Polyspace^® calculates the cyclomatic complexity of a function by adding one to the number of decision points. A decision point is a statement that causes your program to branch into two paths. This defect is raised when the cyclomatic complexity of a function is greater than the defined cyclomatic complexity threshold. For details about how Polyspace calculates cyclomatic complexity, see Cyclomatic Complexity.

Polyspace uses the default threshold 10 unless you specify a threshold. To specify a selection file where you can set the threshold, use the option Set checkers by file (-checkers-selection-file) or Checkers activation file (-checkers-activation-file).

When you import comments from previous analyses by using polyspace-comments-import, Polyspace copies any review information on the code metric Cyclomatic Complexity in the previous result to this checker in the current result. If the current result contains the same code metric, the review information is copied to the code metric as well.

Risk

Violation of this checker might indicate that the function contains too many branches. Such functions are difficult to test and might contain unknown defects or bugs that are difficult to debug.

Fix

To fix this check:

Refactor your code to avoid nested control structures.
Refactor your code to split a complex function into multiple functions that are simpler and easy to test.
Modify the checker selection XML file to appraise the cyclomatic complexity threshold.

A best practice is to check the complexity of a module early in development to avoid costly post-development refactoring.

Examples

expand all

Avoid Functions That Have High Cyclomatic Complexity

int afunc (int x);
int foo(int x,int y) //Noncompliant
{
	int flag;
	if (x <= 0){
		if (x > 10 ) { return 0; }
	}
	if (x<-240) {
		if (x < -2565) { 
			return (x < -253 ? 0: afunc (x <22566 ? 1: afunc(x < -25103 ? 0: 6))); 
		}
	}
	for (int i = 0; i< 10; i++)
	{
		while (x < y ) flag = 1;
		do {++x;} while (i<7);
		flag = 0;
	}
	return flag;
}

In this example, the function foo has too many decision points, resulting in a cyclomatic complexity of 11, which is greater than the default threshold of 10. Because the function has many decision points, testing the function is difficult and testing might fail to cover all execution paths. Polyspace flags the function as noncompliant.

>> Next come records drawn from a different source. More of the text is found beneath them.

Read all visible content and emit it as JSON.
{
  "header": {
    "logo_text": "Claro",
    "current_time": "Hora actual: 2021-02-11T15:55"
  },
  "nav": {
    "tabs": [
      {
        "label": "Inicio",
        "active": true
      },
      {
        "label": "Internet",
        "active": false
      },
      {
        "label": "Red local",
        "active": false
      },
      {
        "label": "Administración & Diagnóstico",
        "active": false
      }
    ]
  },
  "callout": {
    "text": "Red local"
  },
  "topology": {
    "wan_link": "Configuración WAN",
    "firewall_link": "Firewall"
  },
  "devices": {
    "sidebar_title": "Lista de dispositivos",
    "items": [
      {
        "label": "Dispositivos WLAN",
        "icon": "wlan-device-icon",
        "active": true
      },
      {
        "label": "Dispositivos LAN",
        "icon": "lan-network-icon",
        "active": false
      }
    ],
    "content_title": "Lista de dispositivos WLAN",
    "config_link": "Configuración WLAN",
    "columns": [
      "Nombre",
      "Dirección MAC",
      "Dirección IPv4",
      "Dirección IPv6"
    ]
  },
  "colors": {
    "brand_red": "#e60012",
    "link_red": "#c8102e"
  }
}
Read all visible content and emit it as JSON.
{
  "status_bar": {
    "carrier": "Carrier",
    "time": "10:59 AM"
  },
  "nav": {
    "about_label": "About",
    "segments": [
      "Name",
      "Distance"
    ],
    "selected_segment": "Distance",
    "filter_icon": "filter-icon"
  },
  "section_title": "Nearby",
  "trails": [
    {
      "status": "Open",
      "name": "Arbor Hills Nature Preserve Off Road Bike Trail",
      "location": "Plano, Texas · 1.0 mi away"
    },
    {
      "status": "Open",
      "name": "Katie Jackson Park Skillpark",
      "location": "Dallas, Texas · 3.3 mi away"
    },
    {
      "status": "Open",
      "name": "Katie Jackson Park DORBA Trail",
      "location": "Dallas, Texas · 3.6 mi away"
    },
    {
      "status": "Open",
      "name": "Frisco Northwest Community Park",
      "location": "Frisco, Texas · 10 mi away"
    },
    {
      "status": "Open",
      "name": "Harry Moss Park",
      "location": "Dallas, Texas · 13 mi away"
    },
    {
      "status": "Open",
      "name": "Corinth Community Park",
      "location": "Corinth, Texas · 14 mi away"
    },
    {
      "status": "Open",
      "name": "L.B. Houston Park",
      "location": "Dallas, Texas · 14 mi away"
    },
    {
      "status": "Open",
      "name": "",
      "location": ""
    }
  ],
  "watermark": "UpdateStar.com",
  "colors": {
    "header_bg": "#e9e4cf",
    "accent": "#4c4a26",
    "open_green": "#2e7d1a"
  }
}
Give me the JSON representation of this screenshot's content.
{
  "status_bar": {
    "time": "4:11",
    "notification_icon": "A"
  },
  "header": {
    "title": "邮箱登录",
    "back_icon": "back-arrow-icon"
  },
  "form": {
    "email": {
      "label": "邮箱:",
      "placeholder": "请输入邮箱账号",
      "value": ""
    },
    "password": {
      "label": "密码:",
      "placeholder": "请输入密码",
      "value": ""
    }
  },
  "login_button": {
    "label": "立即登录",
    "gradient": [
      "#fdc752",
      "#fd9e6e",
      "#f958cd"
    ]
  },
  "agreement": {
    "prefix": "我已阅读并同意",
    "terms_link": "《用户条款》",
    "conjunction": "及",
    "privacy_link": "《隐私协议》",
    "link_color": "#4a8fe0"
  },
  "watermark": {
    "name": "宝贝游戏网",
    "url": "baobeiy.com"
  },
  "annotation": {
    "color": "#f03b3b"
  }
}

Correction — Refactor the Function

One possible correction is to split the function into two functions.

int afunc (int x);
int foo2(int x,int y)//Compliant 
{
	
	if (x <= 0){
		if (x > 10 ) { return 0; }
	}
	if (x<-240) {
		if (x < -2565) { 
			return (x < -253 ? 0: afunc (x <22566 ? 1: afunc(x < -25103 ? 0: 6))); 
		}
	}
}

int bar(int x,int y){//Complaint
	int flag;
	for (int i = 0; i< 10; i++)
	{
		while (x < y ) flag = 1;
		do {++x;} while (i<7);
		flag = 0;
	}
	return flag;
}

The functions foo2 and bar have acceptable cyclomatic complexity and are easier to test compared to foo.

Change in Guideline Rule Violation

In this example, The cyclomatic complexity of factorial() is 8, which is above the specified threshold 5, resulting in a violation of the guideline Cyclomatic complexity exceeds threshold.

int factorial(int in) { //Noncompliant
	int val = -1;
	switch(in) {
		case 1:
			val = 1;
			break;
		case 2:
			val = 2;
			break;
		case 3:
			val = 6;
			break;
		case 4:
			val = 24;
			break;
		case 5:
			val = 120;
			break;
		case 6:
			val = 720;
			break;
		case 7:
			val = 5040;
			break;
		default:
			break;
	}
	return val;
}

When you specify the option -consider-switch-as-single-decision, the cyclomatic complexity becomes 2 and the guideline is no longer violated.

Check Information

Group: Software Complexity

Language: C | C++

Acronym: SC17

Default Threshold: 10

Version History

Introduced in R2021a